The New York senator and Democratic front-runner was by a wide margin the most unpopular of 13 potential presidential candidates in Montana, according to a June survey by Mason-Dixon Polling & Research for the Billings Gazette; 61% said they would not consider voting for her, compared with 49% who would not vote for former North Carolina Sen. John Edwards and 45% who would not vote for Illinois Sen. Barack Obama. The most unpopular Republican candidate, former Massachusetts Gov. Mitt Romney, was rejected by 51%.
Recent polls in Colorado, Nevada and Arizona have found similar distaste for Clinton.
"She's carrying huge negatives out here," said Floyd Ciruli, an independent Colorado pollster who said Democratic congressional candidates would have to highlight their differences with the national party to be successful next year. "It's that liberal East Coast image that is so hard to sell in the West."
One key advisor to a prominent Democratic congressional candidate, who asked not be to identified discussing tensions within the party, went even further. "It's a disaster for Western Democrats," he said. "It keeps me up at night."
I think that Democrats will have a hard time defending Hillary in many swing regions. but I'm keeping my powder dry until I see how the Republican nominee fares. If it's Giuiani, I'm not sure that he will do appreciably better. Still, this is encouraging. Pair it with CQ's finding that Republicans appear to be sitting pretty in the South next cycle, and I'm not dreading a Hillary candidacy.
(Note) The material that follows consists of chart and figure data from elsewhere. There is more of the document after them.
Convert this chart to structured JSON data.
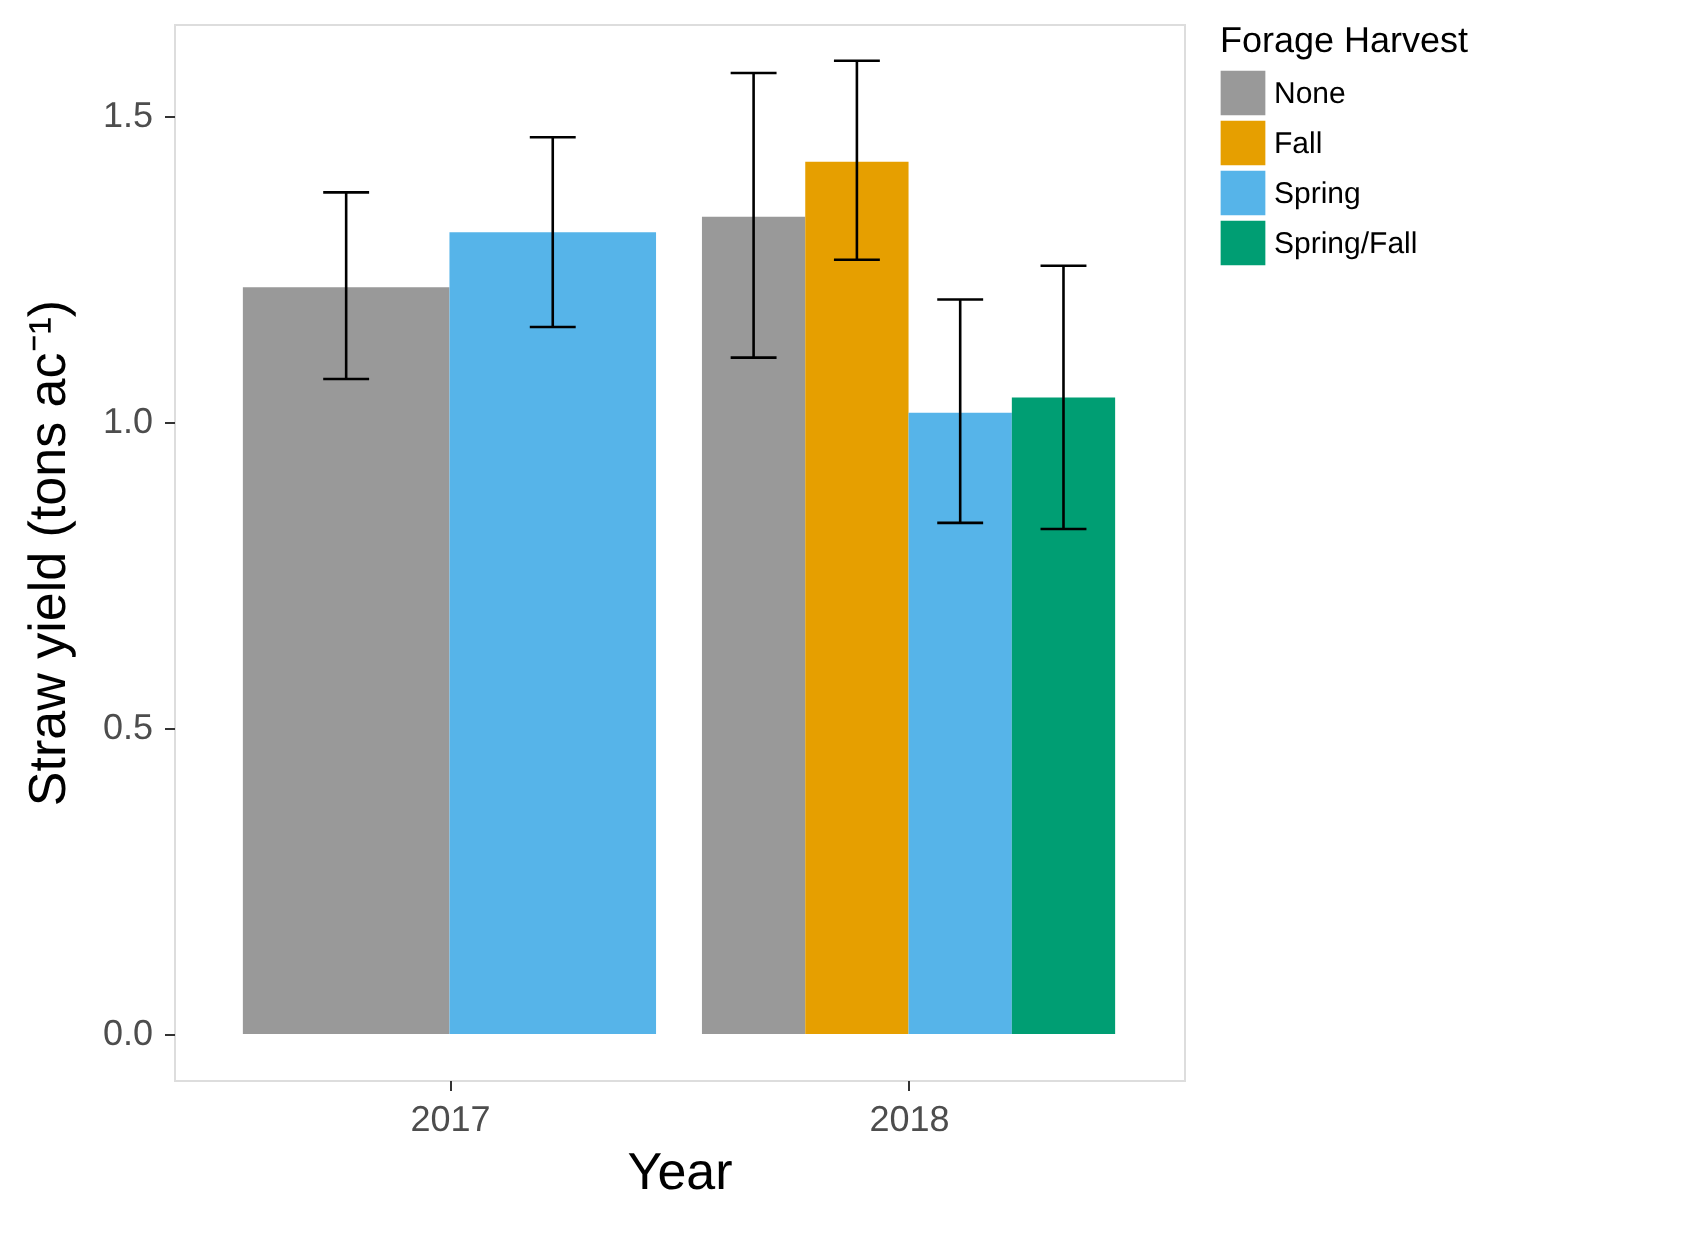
{
  "chart_data": {
    "type": "bar",
    "xlabel": "Year",
    "ylabel": "Straw yield (tons ac⁻¹)",
    "legend_title": "Forage Harvest",
    "categories": [
      "2017",
      "2018"
    ],
    "series": [
      {
        "name": "None",
        "color": "#999999",
        "values": [
          1.22,
          1.335
        ],
        "errors": [
          [
            1.07,
            1.375
          ],
          [
            1.105,
            1.57
          ]
        ]
      },
      {
        "name": "Fall",
        "color": "#e69f00",
        "values": [
          null,
          1.425
        ],
        "errors": [
          null,
          [
            1.265,
            1.59
          ]
        ]
      },
      {
        "name": "Spring",
        "color": "#56b4e9",
        "values": [
          1.31,
          1.015
        ],
        "errors": [
          [
            1.155,
            1.465
          ],
          [
            0.835,
            1.2
          ]
        ]
      },
      {
        "name": "Spring/Fall",
        "color": "#009e73",
        "values": [
          null,
          1.04
        ],
        "errors": [
          null,
          [
            0.825,
            1.255
          ]
        ]
      }
    ],
    "ylim": [
      -0.075,
      1.65
    ],
    "yticks": [
      {
        "value": 0,
        "label": "0.0"
      },
      {
        "value": 0.5,
        "label": "0.5"
      },
      {
        "value": 1,
        "label": "1.0"
      },
      {
        "value": 1.5,
        "label": "1.5"
      }
    ],
    "grid": false,
    "legend": "right"
  }
}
File this alongside the other stories that I and others have cited about the worry that down-ticket candidates have about running with Hillary. Also, which Democratic campaigns may be helping [lace these stories? After all, with her Democratic rivals seemingly unable to chip away at her lead, these independent stories about her high negatives and reverse coattails are the only drag on her candidacy right now.
On a sidenote, do LA Times reporters get credit for silly statements? They attempt to demonstrate Montana Governor Schweitzer's willingness to take a stand for civil liberties -- in implicit contrast to President Bush:
Perhaps no one is more of a poster child for that success than Montana's colorful governor, Brian Schweitzer. Three years ago, Schweitzer became the darling of Democratic politicos when he swaggered into office with a dog and a pair of cowboy boots.
Schweitzer, a cattle rancher and the grandson of homesteaders, is no Democrat in name only. He is a proponent of energy conservation and environmental regulation. He favors abortion rights. And while the Bush administration was pushing to expand surveillance powers with the Patriot Act, Schweitzer pardoned 78 Montanans, most of them German immigrants, who had been convicted of sedition during World War I.
Wow. Montana has a governor willing to take a bold stand in favor of those who might sympathize with Kaiser Wilhelm! I'm impressed.